Future Issues for the Center
“Church” could mean a building or could at other times refer to a community of brothers and sisters formed by its members. This could also be said of the Labor Education Center. In other words, the Center provides use of the building for activities but it also aims at getting out into society to contact people and invite them to encounter God’s Kingdom. Both meanings are important. It would be wonderful to have a good balance between going out to encounter those who already live the Gospel values in various social environments and using the Center facilities to answer the needs found in such encounters.
Up till now, Fr. Hayashi and other staff members have undertaken many activities in encounters and relationships cultivated over many years. Now I feel the call: “Don’t be afraid. Throw the net out into a new ocean!” Could the “new ocean” mean those we have never met until now?
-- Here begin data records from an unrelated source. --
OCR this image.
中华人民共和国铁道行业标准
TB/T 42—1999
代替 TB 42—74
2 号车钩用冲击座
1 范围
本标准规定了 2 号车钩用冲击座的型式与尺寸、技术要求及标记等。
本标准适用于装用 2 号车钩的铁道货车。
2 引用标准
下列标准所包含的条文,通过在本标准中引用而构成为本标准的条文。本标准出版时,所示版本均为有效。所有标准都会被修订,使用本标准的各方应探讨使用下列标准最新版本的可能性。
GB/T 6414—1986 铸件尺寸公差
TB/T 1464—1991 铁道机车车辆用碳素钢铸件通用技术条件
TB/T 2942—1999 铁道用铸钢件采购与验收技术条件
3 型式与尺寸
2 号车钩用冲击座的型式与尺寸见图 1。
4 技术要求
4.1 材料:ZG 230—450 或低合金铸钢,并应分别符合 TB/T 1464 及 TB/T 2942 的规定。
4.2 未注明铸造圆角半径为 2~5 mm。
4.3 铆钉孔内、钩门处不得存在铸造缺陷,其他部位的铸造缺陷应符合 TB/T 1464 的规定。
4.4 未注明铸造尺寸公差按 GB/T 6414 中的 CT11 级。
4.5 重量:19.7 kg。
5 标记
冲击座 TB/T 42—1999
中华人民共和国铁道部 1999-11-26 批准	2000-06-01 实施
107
Or will it be those of the next generation? Who will take over activities here in Shimonoseki and how? Will it be members of groups opposing nuclear plants and tragic nuclear weapons? Or will it be dedicated volunteers among elder citizens who continue to appeal to future generations against the cruelty of wars? A matter of great urgency, I think, will be to encourage young people to dedicate themselves to social movements and to offer a place for them to learn together.
The Center is administered now by a religious moral organization, and thus its pivotal center is the Church, but, more than being as it were a tentacle of the Church, its feet are inserted in the midst of people of good will. As need arises, the Center could become a link between the Church and society. I hope that we can broaden our activities by planting our feet among the people, encouraged by the recommendation of Pope Francis: “Don’t be afraid. Go out.” Through acts of love let’s get out into society in order to change the Church from a self-guarding organization into a Church engaged in society. I hope our Center will be able to lead the way through at least one turning point along the journey.